One of the fastest growing segments in finance is the derivative’s markets. The Over the Counter (OTC) derivative markets are an unregulated segment of these markets.  A derivative is a security that derives its value from some other asset hence the term derivative.  These are in essence contracts on those underlying assets that trade in what is known as the cash or spot market.  The types of cash market instruments, which are the basis for derivative contracts, are extensive ranging from commodities to currencies to financial instruments. The main categories of derivatives are Forwards, Options, and Swaps.

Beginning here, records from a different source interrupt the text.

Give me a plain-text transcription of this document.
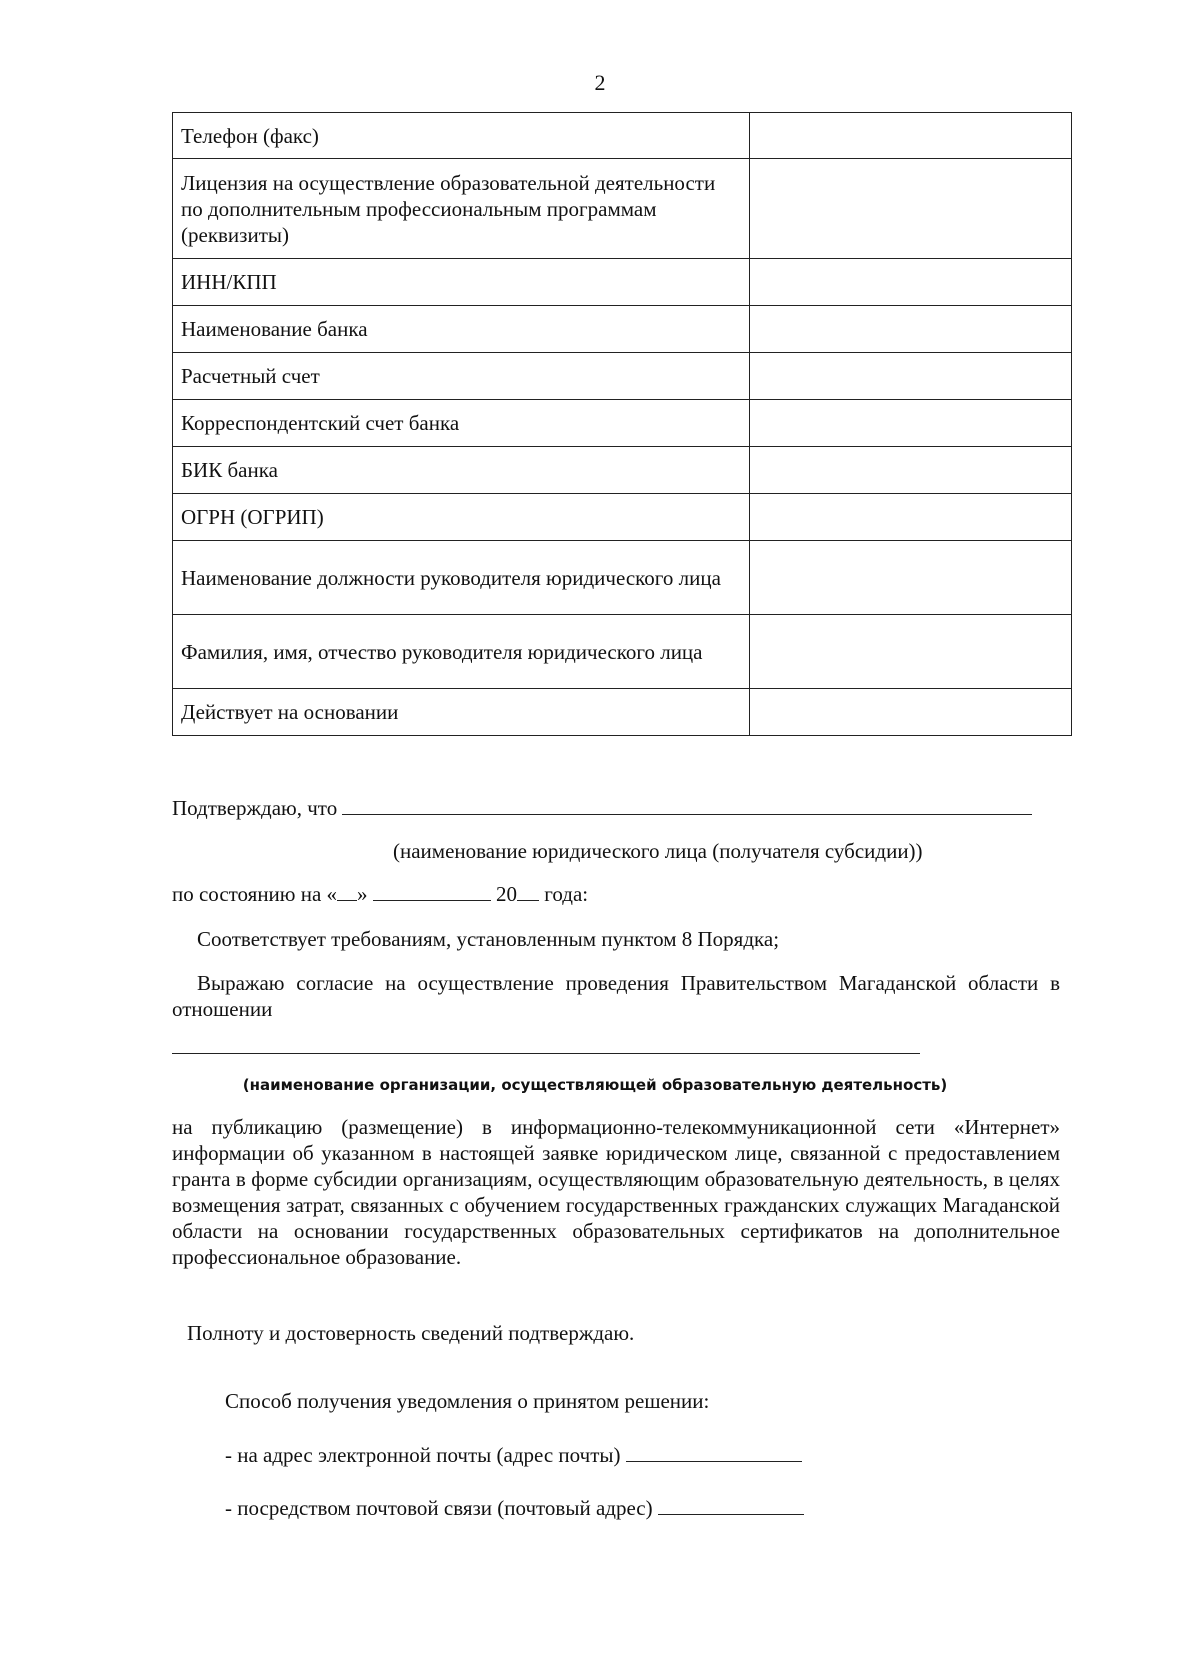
2
Телефон (факс)	
Лицензия на осуществление образовательной деятельности по дополнительным профессиональным программам (реквизиты)	
ИНН/КПП	
Наименование банка	
Расчетный счет	
Корреспондентский счет банка	
БИК банка	
ОГРН (ОГРИП)	
Наименование должности руководителя юридического лица	
Фамилия, имя, отчество руководителя юридического лица	
Действует на основании	
Подтверждаю, что
(наименование юридического лица (получателя субсидии))
по состоянию на « »	20 года:
Соответствует требованиям, установленным пунктом 8 Порядка;
Выражаю согласие на осуществление проведения Правительством Магаданской области в отношении
(наименование организации, осуществляющей образовательную деятельность)
на публикацию (размещение) в информационно-телекоммуникационной сети «Интернет» информации об указанном в настоящей заявке юридическом лице, связанной с предоставлением гранта в форме субсидии организациям, осуществляющим образовательную деятельность, в целях возмещения затрат, связанных с обучением государственных гражданских служащих Магаданской области на основании государственных образовательных сертификатов на дополнительное профессиональное образование.
Полноту и достоверность сведений подтверждаю.
Способ получения уведомления о принятом решении:
- на адрес электронной почты (адрес почты)
- посредством почтовой связи (почтовый адрес)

These contracts are between individual entities and generally fall outside of a regulatory structure even thought there are usually some regulated equivalent. An example of this is that Forward Contracts are on not regulated while Futures Contracts (A refinement of the Forward Contract Concept) are regulated.  The need or existence of any derivative contract is driven by the need to reduce risk.  They are risk control instruments that allow the transfer of risk from those who wish to reduce risk (hedgers) to those who are able to bear that risk (speculators). The growth in the markets is directly related to the increase risk (volatility) in the global market in the past decades. As such derivatives are sometimes thought of as unregulated insurance markets.